There is something exhilarating in the moments after purchasing a lottery ticket. For a second, you suspend all reality and set your mind free to dream up exactly how you’d spend your millions. Whether it’s inviting your twenty nearest and dearest to a Bondvillian-esque villa on the Caribbean island of Mustique, a two-kilometre luxury shopping spree along the Paris’ Champs Elysee, or a Porsche Taycan with a charging station in the quadruple car garage of your newly purchased mansion, the possibilities of spending up big are endless.
But you’re going to blow only some of it, right? Of course, you’ll stash a significant portion of your winnings into untouchable super-smart long-term investments, so you’re never enslaved by the man again.
Or, maybe not, as studies demonstrate lottery winnings can often make a person financially worse off than they were before. There are numerous cautionary tales of lottery winners blowing the lot. However, in a 2001 paper on unearned income on earnings, consumption, and savings, economists Imbens and Sacerdote and statistician Rubin demonstrated that people tend to spend unexpected windfalls. Looking at lottery winners approximately 10 years after winning showed they saved just 16 cents of every dollar won.
Mental accounting explained
You can’t entirely blame it on stupidity, but rather, a weird psychological, behavioural quirk known as mental accounting, something we are all prone to. The concept was introduced in 1999 by American economist Richard Thaler, who won the 2017 Nobel Memorial Prize in Economic Sciences for his work identifying irrational behaviour in economic decisions. His paper “Mental Accounting Matters” theorised that people treat money differently, depending on its origin and intended use, rather than considering it in terms of fungibility.

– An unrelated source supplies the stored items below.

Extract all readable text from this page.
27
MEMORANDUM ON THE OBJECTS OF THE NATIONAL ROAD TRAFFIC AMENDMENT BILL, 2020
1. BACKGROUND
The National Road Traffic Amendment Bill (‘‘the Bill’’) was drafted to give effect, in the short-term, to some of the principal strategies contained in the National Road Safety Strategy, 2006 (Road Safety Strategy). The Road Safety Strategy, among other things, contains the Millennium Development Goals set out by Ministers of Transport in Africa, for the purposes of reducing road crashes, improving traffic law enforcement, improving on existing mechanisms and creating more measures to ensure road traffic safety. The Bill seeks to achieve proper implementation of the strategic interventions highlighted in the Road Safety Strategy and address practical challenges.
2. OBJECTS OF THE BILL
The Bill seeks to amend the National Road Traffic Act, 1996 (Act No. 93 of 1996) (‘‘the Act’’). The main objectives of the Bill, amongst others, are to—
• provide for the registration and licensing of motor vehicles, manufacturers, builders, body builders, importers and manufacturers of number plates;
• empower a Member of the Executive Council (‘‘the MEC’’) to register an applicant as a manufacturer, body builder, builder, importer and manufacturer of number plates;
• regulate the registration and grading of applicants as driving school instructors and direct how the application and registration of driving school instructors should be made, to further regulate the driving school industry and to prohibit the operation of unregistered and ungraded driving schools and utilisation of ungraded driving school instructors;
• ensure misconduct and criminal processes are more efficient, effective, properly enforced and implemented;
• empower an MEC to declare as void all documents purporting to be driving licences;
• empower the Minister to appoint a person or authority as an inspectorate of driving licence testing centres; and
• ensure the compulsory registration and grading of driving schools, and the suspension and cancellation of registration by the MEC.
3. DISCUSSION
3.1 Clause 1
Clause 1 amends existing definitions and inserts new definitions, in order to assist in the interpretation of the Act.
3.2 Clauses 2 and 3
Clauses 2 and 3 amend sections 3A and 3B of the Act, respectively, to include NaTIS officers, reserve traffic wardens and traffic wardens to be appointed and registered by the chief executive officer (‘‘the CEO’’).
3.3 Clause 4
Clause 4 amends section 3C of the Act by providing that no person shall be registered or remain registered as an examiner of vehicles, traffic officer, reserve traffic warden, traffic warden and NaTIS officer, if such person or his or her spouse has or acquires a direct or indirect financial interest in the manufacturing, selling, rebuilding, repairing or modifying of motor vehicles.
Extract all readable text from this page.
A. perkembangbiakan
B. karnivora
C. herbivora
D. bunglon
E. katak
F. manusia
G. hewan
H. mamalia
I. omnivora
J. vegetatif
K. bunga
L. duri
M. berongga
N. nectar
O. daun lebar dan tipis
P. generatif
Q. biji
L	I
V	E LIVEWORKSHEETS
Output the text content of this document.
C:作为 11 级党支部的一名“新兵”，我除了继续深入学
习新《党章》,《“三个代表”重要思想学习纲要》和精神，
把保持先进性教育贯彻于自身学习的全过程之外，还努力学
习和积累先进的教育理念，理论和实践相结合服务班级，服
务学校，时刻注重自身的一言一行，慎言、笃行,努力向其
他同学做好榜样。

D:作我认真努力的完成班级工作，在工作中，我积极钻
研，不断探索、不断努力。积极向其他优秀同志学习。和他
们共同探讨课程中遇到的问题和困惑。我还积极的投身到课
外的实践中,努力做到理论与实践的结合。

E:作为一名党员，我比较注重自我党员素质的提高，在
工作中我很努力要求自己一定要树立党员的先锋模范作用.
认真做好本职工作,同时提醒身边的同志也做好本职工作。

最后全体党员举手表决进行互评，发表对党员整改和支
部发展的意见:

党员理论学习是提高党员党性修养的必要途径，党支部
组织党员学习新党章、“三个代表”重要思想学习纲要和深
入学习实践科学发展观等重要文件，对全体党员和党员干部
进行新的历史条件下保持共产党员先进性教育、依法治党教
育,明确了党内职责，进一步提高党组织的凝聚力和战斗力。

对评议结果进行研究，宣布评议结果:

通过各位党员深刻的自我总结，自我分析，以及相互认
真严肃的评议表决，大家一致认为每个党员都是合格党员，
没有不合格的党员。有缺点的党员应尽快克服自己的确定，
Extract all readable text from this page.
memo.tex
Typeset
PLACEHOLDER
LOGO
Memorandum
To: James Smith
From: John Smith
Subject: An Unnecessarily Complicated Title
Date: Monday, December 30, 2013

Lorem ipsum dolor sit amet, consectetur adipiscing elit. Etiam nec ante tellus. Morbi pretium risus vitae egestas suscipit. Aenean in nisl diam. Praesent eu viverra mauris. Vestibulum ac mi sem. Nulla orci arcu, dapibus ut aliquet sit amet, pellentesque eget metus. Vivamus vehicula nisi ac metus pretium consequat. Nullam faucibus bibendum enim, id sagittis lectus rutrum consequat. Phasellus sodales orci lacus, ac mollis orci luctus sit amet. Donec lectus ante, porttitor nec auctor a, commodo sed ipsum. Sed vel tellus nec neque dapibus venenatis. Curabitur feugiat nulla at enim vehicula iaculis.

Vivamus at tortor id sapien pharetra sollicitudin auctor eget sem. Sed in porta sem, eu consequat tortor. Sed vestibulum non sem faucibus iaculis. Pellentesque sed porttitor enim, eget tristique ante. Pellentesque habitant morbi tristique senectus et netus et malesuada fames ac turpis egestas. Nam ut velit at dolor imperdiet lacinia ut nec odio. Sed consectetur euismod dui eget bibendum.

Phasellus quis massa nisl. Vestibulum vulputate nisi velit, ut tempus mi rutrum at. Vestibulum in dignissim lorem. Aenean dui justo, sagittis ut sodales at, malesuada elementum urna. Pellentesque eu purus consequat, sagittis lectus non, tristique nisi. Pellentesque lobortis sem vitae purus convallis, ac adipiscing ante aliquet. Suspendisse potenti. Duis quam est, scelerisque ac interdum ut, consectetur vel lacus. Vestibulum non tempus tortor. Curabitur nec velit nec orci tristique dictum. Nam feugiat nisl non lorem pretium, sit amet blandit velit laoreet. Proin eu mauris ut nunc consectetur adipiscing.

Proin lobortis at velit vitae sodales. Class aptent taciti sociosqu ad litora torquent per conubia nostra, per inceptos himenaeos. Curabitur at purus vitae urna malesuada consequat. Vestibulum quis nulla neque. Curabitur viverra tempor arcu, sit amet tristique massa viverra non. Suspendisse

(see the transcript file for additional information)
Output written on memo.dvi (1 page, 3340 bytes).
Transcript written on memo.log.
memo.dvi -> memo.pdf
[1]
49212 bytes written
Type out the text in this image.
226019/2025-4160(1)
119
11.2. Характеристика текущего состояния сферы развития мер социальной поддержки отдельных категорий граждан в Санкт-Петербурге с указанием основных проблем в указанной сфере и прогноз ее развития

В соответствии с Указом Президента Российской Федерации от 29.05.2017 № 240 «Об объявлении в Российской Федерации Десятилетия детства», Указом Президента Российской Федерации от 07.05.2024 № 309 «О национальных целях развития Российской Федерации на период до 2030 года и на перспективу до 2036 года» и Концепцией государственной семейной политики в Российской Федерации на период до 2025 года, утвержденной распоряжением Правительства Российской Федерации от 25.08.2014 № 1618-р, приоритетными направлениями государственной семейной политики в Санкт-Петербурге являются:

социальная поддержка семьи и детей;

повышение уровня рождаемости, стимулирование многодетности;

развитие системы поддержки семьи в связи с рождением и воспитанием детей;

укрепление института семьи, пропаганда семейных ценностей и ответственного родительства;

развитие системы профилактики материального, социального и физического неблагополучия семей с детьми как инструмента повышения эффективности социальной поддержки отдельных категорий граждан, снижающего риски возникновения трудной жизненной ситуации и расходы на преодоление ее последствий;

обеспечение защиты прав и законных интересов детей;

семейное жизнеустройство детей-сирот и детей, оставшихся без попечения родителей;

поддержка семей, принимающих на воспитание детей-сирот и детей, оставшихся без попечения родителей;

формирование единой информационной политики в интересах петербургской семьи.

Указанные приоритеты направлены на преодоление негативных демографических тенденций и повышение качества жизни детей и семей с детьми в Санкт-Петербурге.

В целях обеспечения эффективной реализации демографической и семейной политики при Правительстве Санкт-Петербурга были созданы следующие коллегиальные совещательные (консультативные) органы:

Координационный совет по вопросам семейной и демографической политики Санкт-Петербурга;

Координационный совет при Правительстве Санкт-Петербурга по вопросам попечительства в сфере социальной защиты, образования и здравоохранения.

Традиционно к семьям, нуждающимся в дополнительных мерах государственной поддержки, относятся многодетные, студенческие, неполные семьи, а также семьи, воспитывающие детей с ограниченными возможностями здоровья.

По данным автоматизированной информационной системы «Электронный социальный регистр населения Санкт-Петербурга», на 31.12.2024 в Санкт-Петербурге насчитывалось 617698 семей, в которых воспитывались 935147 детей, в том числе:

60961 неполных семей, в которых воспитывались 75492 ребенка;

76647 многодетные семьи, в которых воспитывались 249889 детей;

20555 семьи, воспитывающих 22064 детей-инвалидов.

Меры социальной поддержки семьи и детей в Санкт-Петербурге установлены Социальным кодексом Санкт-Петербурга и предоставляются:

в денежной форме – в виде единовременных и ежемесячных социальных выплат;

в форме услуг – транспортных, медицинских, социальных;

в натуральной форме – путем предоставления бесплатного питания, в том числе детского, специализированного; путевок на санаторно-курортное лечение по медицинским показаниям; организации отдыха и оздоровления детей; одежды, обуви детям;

Mental accounting is behind our tendency to mentally file money into different categories based on how it arrived in our bank accounts in the first place. When we receive cash that we haven’t had to graft our butts off to earn, our brains are inclined to perceive it as ‘free money’, making it much easier to spend. Unless you’re a lottery winner, you’re probably more likely to recognise this behaviour from blowing through the money left to you in your great aunt’s will, splurging following a big win at the Black Jack table, or immediately spending a fifty you found in the pocket of an old pair of jeans.
When it comes to ‘free money’, we often permit ourselves to do things we ordinarily wouldn’t. I know I’m guilty. One year I received an unexpected tax return of around $6,000, which made dropping $3,000 on a new pair of carbon wheels for my bike seem like a no-brainer. Ordinary me, preoccupied with the mortgage, school fees, and ‘rainy days’ would never do something so frivolous. Me with an unanticipated tax return? That’s a different story.
According to the ATO Commissioner of Taxation Annual Report 2021/2022, 19.8 million income tax lodgments were finalised, and $41.9 billion in refunds were issued. That means that, on average, we’ve each got around $2,100 that’ll be heading our way shortly after EOFY.
Add the licensing effect, a cognitive bias that refers to our core desire to balance our indulgent and virtuous selves and vice versa, into the equation, and it’s a free for all. You may recognise this bias in your own life. It’s the ‘because I did X, I deserve Y’ mentality. If you’ve cranked out an early morning session at the gym, you’re probably more susceptible to having a burger for lunch or a cheeky beer or wine after work. It also encompasses treating a tax return as a reward for working hard and paying taxes, even though it’s your hard-earned money. It allows people to spend it on something they wouldn’t ordinarily buy.
Why marketers should focus on post-June 30
It is not a given. With the cost of living crunch, many Australians will use their tax return to keep the wolves away from the door. Comparison website Finder surveyed 1000 respondents and found that 14% will use their refund for household bills, while a further five percent will put it towards their mortgage. Yet, for many, tax return time will mean open season.
Despite this, marketers tend to look to the end of the financial year as the time to really crank things up. With June 30 in the rearview mirror, many take a well-deserved moment to regroup and catch their breath before loading up again for the back half of the calendar year. This can see them dropping out of the market at the precise moment consumers are flush with guilt-free, tax-return cash.
Therefore, those selling more indulgent products and services might feel inclined to hold back until tax returns hit bank accounts. It’s not a magic pill. If they’ve never wanted one, people won’t spend money on an electric scooter or in-home sauna. However, if they’ve had their eye on one (or both), they may be tempted to fulfil that desire with their ‘free’ money.
Comms post-EOFY should allude to treating or rewarding yourself, and don’t hold back on pushing the higher specced, optioned-out versions of whatever you’re selling. It’ll be more likely to strike a chord than at other times of the year.